David Carradine died Wednesday in Bangkok at the age of 72. I had the pleasure of interviewing him in 2004, while he was promoting Kill Bill Vol. 2. This interview was originally published on GreenCine in April 2004.

The son of John Carradine and elder half-brother to Keith and Robert, David’s career began in the early 1960s, mostly playing heavies and punks, though he also took on the role of Shane in the short-lived TV series spin-off of the film. His career took off when, in 1972, he starred in Martin Scorsese’s Hollywood debut, Boxcar Bertha, and created the role of half-caste Chinese-American Kwai Chang Caine, a Shaolin monk wandering the 19th century American West in search of his American relatives, in the hit TV series Kung Fu. His subsequent career bounced between prestigious projects with Hal Ashby (Bound For Glory), Ingmar Bergman (The Serpent’s Egg), and Walter Hill (The Long Riders), TV-roles, and dozens of B-movies, and he can count such cult classics as Death Race 2000, Sonny Boy (where he plays a woman!) and Q (directed by old Army buddy Larry Cohen) to his credit. In between he’s helmed his own personal projects, among them the films You and Me and Americana. Carradine got his star on the Hollywood Boulevard’s Walk of Fame in 1997.
When Warren Beatty bowed out of Quentin Tarantino’s long-gestating revenge epic Kill Bill, Tarantino brought in the then 66-year-old Carradine and completely rewrote the role for his new star and the man who was Woody Guthrie, Death Race 2000’s Frankenstein, and wandering Shaolin priest Kwai Chang Caine received a career revival men half his age would kill Bill for.

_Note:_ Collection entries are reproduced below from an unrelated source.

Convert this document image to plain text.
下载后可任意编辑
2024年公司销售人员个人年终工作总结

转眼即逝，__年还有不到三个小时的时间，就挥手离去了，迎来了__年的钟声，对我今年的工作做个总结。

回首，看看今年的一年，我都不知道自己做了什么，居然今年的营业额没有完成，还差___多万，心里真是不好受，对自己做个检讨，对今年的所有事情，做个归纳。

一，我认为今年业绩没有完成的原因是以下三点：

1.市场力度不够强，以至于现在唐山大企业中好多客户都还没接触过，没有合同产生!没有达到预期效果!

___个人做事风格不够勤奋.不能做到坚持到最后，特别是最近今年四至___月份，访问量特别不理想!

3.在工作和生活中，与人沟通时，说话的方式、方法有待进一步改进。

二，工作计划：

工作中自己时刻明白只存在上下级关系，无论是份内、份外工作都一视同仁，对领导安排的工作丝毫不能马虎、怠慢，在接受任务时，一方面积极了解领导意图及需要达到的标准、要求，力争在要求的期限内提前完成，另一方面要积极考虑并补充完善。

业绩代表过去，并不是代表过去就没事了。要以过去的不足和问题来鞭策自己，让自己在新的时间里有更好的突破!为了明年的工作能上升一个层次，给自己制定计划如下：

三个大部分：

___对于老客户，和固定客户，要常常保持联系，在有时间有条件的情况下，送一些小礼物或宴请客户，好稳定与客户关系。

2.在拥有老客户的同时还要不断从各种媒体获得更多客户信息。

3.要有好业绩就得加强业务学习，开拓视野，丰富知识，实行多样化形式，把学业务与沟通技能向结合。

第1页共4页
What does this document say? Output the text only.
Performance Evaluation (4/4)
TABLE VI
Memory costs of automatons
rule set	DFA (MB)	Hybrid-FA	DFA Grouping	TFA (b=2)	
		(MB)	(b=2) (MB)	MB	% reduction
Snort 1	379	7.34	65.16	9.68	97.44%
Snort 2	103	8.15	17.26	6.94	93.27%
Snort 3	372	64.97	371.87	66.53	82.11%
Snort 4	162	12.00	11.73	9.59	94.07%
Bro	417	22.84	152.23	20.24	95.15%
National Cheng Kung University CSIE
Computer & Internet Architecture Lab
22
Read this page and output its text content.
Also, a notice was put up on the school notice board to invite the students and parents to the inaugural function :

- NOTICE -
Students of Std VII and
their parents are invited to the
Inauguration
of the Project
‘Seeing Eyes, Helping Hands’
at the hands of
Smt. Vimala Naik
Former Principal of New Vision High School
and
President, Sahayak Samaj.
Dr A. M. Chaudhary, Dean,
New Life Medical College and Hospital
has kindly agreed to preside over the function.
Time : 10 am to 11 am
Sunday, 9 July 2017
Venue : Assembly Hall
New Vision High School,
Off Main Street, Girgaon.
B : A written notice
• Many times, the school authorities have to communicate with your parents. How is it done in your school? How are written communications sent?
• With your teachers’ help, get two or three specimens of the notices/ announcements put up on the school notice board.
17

No April Fool’s joke, Carradine came to Seattle on April 1, 2004, his second stop in a two month publicity junket for Kill Bill, Vol. 2. His weatherbeaten face showed his age, and his long salt-and-pepper gray hair, hanging loose down about his shoulders, and his serene smile and easy-going willingness to talk about any subject showed a man comfortable with his year. Dressed casually in a brown leather jacket and a loose-fitting white shirt, open to his chest to reveal a small silver dagger hanging from a chain, and running shoes with no socks, he calmly chain-smoked one cigarette after another while he weighed questions and offered insights with a nonchalant confidence and modesty.